Senate investigation found Goldman created and sold toxic mortgage securities while simultaneously betting they would fail. Internal emails called their products 'shitty deals.'
“Goldman Sachs always acts in the best interests of our clients and maintains the highest ethical standards”
From “crazy” to confirmed
The Claim Is Made
This is the moment they called it crazy.
Goldman Sachs executives knew their mortgage securities were garbage. The only question was whether they'd profit more by selling them to unsuspecting clients or by betting against them. They chose both.
Between 2004 and 2007, Goldman created complex financial instruments bundled with subprime mortgages and marketed them to institutional investors—pension funds, insurance companies, and other banks that trusted Goldman's reputation. Simultaneously, the bank's own trading desk was placing massive bets that these same securities would collapse. It was a calculated scheme to profit regardless of outcome: make money on the sale, then make more money when the product failed.
The claim itself wasn't new. Journalists and financial analysts had suspected this behavior during the 2008 financial crisis, but proving it required access to internal communications. Initially, Goldman Sachs denied any wrongdoing. The bank's position was straightforward: they were sophisticated market participants engaging in legitimate hedging strategies. If they bet against their own products, that was simply prudent risk management, not fraud. The narrative they offered was one of an institution protecting itself in an uncertain market.
But in 2010, the Senate Permanent Subcommittee on Investigations examined Goldman's internal documents and emails. What they found was damning. An executive referred to one mortgage security as a "shitty deal." Another email showed employees discussing the potential for these products to fail while they continued selling them. The investigation documented that Goldman had created mortgage securities they believed were likely to lose value, then actively marketed them to clients while taking opposite positions in their trading operations.
The evidence was specific and quantifiable. Goldman sold approximately $4.9 billion in mortgage-backed securities to clients between 2004 and 2007. During this same period, they held a net short position worth hundreds of millions of dollars—meaning they'd bet the market would go down. When the housing market collapsed, clients holding these securities lost billions while Goldman's short positions generated enormous profits. The bank had essentially placed a one-way bet at their clients' expense.
The Senate investigation concluded in April 2011, publicly detailing this behavior. Rather than face criminal charges, Goldman settled with the Securities and Exchange Commission for $550 million in July 2010—a significant figure that nevertheless amounted to roughly two weeks of the bank's annual revenue. No executives faced criminal prosecution. No one went to jail.

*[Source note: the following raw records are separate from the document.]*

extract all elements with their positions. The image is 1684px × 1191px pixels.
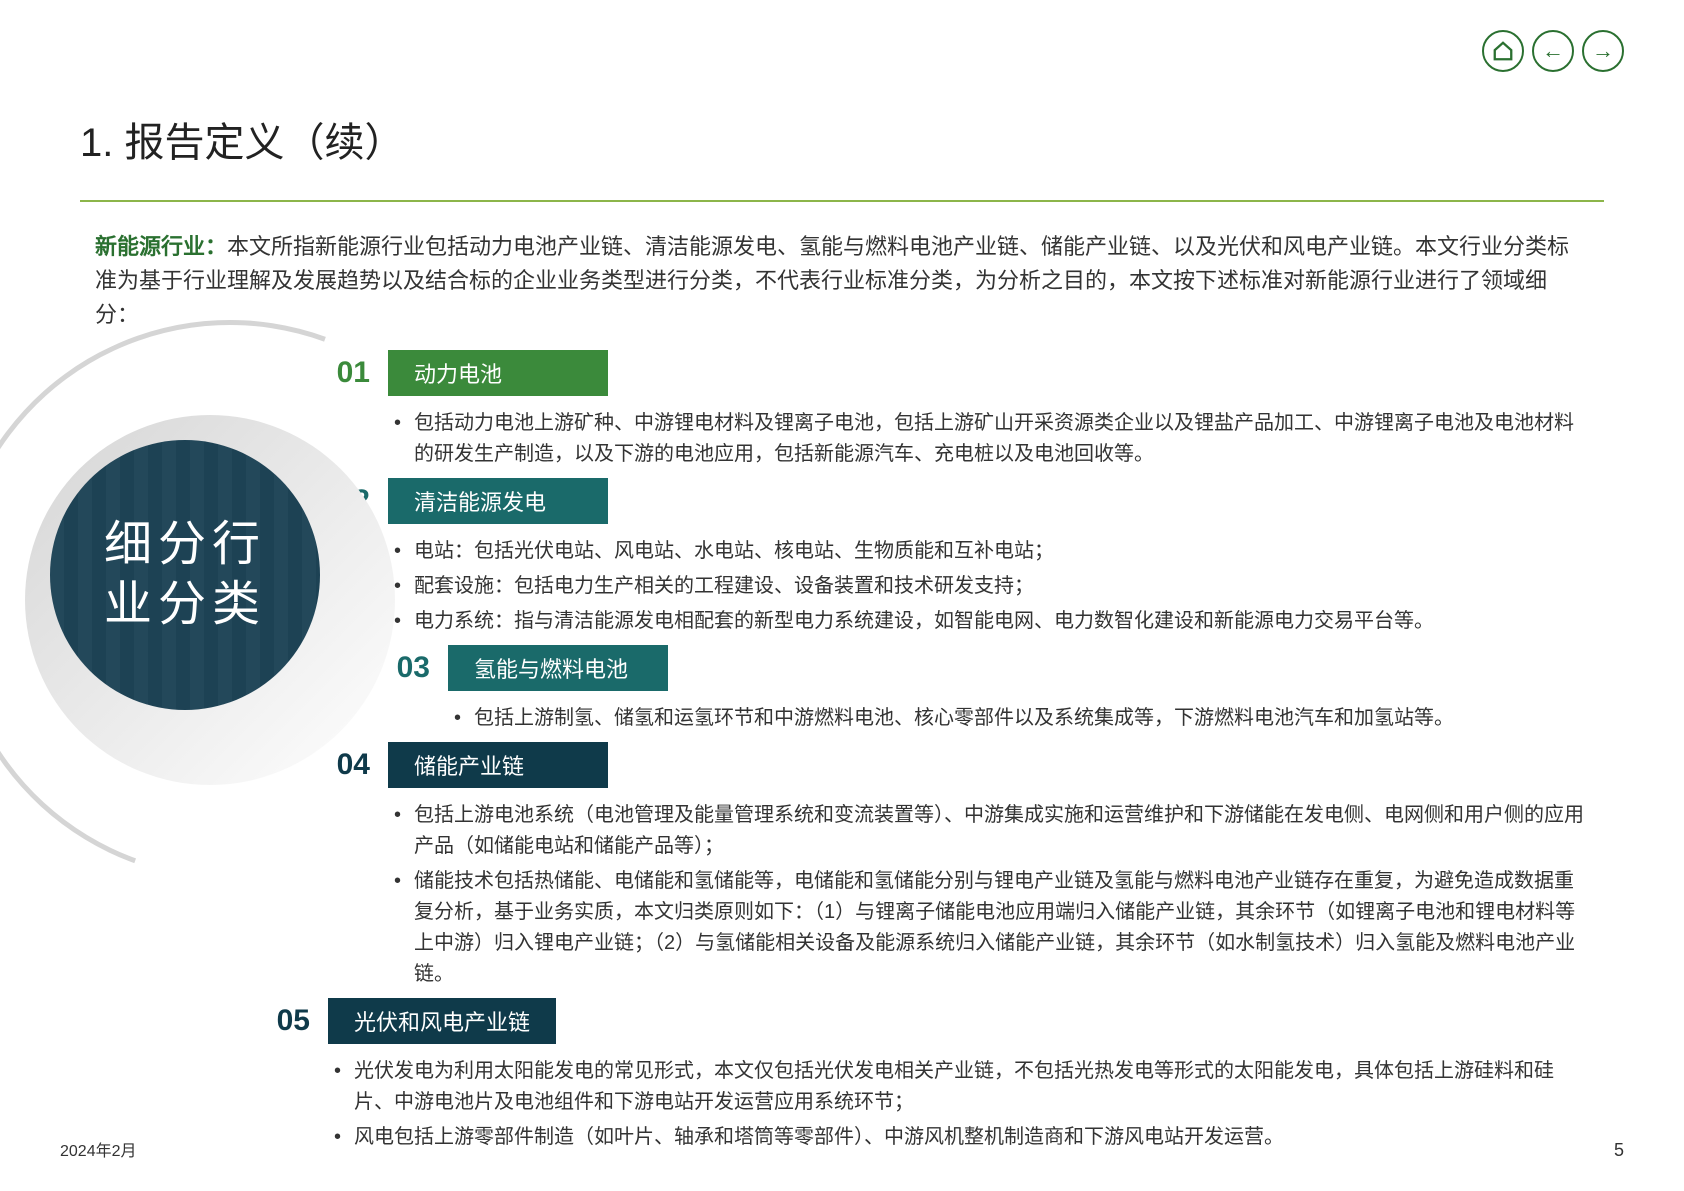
section-05: 05 光伏和风电产业链光伏发电为利用太阳能发电的常见形式，本文仅包括光伏发电相关产… bbox=[260, 998, 1589, 1153]
section-body: 包括上游电池系统（电池管理及能量管理系统和变流装置等）、中游集成实施和运营维护和… bbox=[390, 800, 1589, 990]
section-body: 包括动力电池上游矿种、中游锂电材料及锂离子电池，包括上游矿山开采资源类企业以及锂… bbox=[390, 408, 1589, 470]
footer-page: 5 bbox=[1614, 1140, 1624, 1161]
circle-image: 细分行 业分类 bbox=[50, 440, 320, 710]
section-header: 02清洁能源发电 bbox=[320, 478, 1589, 524]
bullet-item: 电力系统：指与清洁能源发电相配套的新型电力系统建设，如智能电网、电力数智化建设和… bbox=[390, 606, 1589, 637]
bullet-item: 电站：包括光伏电站、风电站、水电站、核电站、生物质能和互补电站； bbox=[390, 536, 1589, 567]
bullet-item: 包括上游制氢、储氢和运氢环节和中游燃料电池、核心零部件以及系统集成等，下游燃料电… bbox=[450, 703, 1589, 734]
sections-list: 01动力电池包括动力电池上游矿种、中游锂电材料及锂离子电池，包括上游矿山开采资源… bbox=[320, 350, 1589, 1153]
home-icon[interactable] bbox=[1482, 30, 1524, 72]
section-body: 光伏发电为利用太阳能发电的常见形式，本文仅包括光伏发电相关产业链，不包括光热发电… bbox=[330, 1056, 1589, 1153]
section-number: 05 bbox=[260, 1004, 310, 1038]
section-01: 01动力电池包括动力电池上游矿种、中游锂电材料及锂离子电池，包括上游矿山开采资源… bbox=[320, 350, 1589, 470]
section-body: 电站：包括光伏电站、风电站、水电站、核电站、生物质能和互补电站； 配套设施：包括电… bbox=[390, 536, 1589, 637]
bullet-item: 包括动力电池上游矿种、中游锂电材料及锂离子电池，包括上游矿山开采资源类企业以及锂… bbox=[390, 408, 1589, 470]
section-header: 03氢能与燃料电池 bbox=[380, 645, 1589, 691]
bullet-item: 风电包括上游零部件制造（如叶片、轴承和塔筒等零部件）、中游风机整机制造商和下游风… bbox=[330, 1122, 1589, 1153]
section-04: 04储能产业链包括上游电池系统（电池管理及能量管理系统和变流装置等）、中游集成实… bbox=[320, 742, 1589, 990]
bullet-item: 包括上游电池系统（电池管理及能量管理系统和变流装置等）、中游集成实施和运营维护和… bbox=[390, 800, 1589, 862]
section-header: 04储能产业链 bbox=[320, 742, 1589, 788]
page-title: 1. 报告定义（续） bbox=[80, 110, 404, 168]
section-label-bar: 光伏和风电产业链 bbox=[328, 998, 556, 1044]
circle-label: 细分行 业分类 bbox=[104, 515, 266, 635]
intro-text: 本文所指新能源行业包括动力电池产业链、清洁能源发电、氢能与燃料电池产业链、储能产… bbox=[95, 234, 1569, 327]
intro-lead: 新能源行业： bbox=[95, 234, 227, 259]
next-icon[interactable]: → bbox=[1582, 30, 1624, 72]
bullet-item: 配套设施：包括电力生产相关的工程建设、设备装置和技术研发支持； bbox=[390, 571, 1589, 602]
intro-paragraph: 新能源行业：本文所指新能源行业包括动力电池产业链、清洁能源发电、氢能与燃料电池产… bbox=[95, 230, 1589, 332]
section-header: 01动力电池 bbox=[320, 350, 1589, 396]
bullet-item: 光伏发电为利用太阳能发电的常见形式，本文仅包括光伏发电相关产业链，不包括光热发电… bbox=[330, 1056, 1589, 1118]
section-02: 02清洁能源发电电站：包括光伏电站、风电站、水电站、核电站、生物质能和互补电站；… bbox=[320, 478, 1589, 637]
arc-inner: 细分行 业分类 bbox=[25, 415, 395, 785]
section-label-bar: 动力电池 bbox=[388, 350, 608, 396]
section-header: 05 光伏和风电产业链 bbox=[260, 998, 1589, 1044]
footer-date: 2024年2月 bbox=[60, 1137, 137, 1161]
section-03: 03氢能与燃料电池包括上游制氢、储氢和运氢环节和中游燃料电池、核心零部件以及系统… bbox=[380, 645, 1589, 734]
nav-icons: ← → bbox=[1482, 30, 1624, 72]
prev-icon[interactable]: ← bbox=[1532, 30, 1574, 72]
category-circle: 细分行 业分类 bbox=[50, 440, 370, 760]
bullet-item: 储能技术包括热储能、电储能和氢储能等，电储能和氢储能分别与锂电产业链及氢能与燃料… bbox=[390, 866, 1589, 990]
title-divider bbox=[80, 200, 1604, 202]
section-body: 包括上游制氢、储氢和运氢环节和中游燃料电池、核心零部件以及系统集成等，下游燃料电… bbox=[450, 703, 1589, 734]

This matters for a fundamental reason: it demonstrated that the safeguards supposedly protecting investors had failed completely. If Goldman Sachs—one of the world's most prestigious financial institutions—could knowingly sell bad products while betting against them, and face minimal consequences, it revealed something broken at the institutional level. Trust in financial markets depends on the assumption that those selling products have at least some alignment with those buying them. This case proved that assumption was naive.
What's particularly relevant today is that this wasn't a rogue trader or a single bad actor. The behavior was systematic and widespread across the organization. Which means the question wasn't whether Goldman acted unethically in this case. They did, demonstrably. The real question was whether the system held anyone accountable for it. History suggests it didn't.